In addition to understanding what you need to provide the blogger and how they prefer to receive it, guidelines may also give you a sense of how long it might take for the blogger to get back to you. Even if the guidelines don’t state this in so many words, it’s important to understand that many bloggers are overwhelmed with requests. Use patience when waiting to hear back from them. It’s not unlike querying editors of magazines or publishing houses: it takes them a while to wade through the requests. And badgering bloggers with requests for updates is a great way to earn yourself a bad reputation.
3. Write Thank-You Notes
Yes, just like your grandmother taught you, sending a thank-you note is a great way to build a solid foundation for an ongoing business relationship. Everyone likes to be thanked, and few people take the time to do it. A quick note to thank a blogger for their help in putting on your tour or hosting your giveaway can make them feel appreciated. And remember what I always say about the know-like-trust marketing axis? It works here too.

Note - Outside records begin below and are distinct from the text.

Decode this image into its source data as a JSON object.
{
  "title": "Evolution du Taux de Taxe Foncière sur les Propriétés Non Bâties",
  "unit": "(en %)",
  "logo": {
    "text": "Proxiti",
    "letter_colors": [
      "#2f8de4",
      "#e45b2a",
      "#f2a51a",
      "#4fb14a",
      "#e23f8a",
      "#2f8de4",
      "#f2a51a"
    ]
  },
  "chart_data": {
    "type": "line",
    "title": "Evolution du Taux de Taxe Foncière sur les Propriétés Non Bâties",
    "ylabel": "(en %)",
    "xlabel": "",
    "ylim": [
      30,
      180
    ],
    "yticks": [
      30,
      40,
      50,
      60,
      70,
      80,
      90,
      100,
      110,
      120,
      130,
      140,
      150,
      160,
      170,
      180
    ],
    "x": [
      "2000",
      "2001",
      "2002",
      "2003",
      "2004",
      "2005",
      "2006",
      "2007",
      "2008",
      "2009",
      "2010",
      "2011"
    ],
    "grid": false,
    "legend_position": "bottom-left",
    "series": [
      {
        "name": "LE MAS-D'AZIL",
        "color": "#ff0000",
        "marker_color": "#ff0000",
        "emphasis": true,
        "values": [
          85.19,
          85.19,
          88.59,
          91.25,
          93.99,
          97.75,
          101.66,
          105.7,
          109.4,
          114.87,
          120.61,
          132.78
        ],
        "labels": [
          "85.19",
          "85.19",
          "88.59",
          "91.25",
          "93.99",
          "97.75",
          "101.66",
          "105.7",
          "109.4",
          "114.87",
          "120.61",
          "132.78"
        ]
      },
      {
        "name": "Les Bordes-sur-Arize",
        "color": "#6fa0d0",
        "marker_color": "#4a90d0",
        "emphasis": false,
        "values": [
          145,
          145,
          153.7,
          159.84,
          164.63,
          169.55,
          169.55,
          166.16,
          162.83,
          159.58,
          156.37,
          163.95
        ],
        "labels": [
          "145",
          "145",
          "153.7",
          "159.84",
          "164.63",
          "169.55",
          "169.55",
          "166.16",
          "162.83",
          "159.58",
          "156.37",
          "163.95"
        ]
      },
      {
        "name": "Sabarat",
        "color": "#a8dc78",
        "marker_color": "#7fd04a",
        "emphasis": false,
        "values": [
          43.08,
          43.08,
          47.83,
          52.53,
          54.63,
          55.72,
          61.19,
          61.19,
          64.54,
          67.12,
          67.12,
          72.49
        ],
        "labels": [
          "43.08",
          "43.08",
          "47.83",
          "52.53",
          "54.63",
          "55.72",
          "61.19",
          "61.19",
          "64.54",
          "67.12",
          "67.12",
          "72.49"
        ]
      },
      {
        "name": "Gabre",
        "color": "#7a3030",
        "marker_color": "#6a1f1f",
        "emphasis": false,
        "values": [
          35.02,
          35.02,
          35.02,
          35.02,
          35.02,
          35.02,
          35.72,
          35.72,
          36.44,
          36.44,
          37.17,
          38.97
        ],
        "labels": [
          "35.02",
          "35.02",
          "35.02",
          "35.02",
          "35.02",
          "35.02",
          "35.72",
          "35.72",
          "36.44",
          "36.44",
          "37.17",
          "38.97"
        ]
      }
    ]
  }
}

Think about it this way. These bloggers — especially the highly successful ones — often make a living doing what they do. And their long hours and sacrifices often go unsung and under-appreciated. If they are generously giving you their platform, that’s an incredible gesture. Ultimately, they are making a business decision, but the best business partnerships are based on mutual respect and trust. And that little thank you can go a long way to establish respect.
Book bloggers and reviewers are an incredible resource for authors. As you build or revise your marketing strategy, consider where relationships with book bloggers might fit and develop a plan for building your network.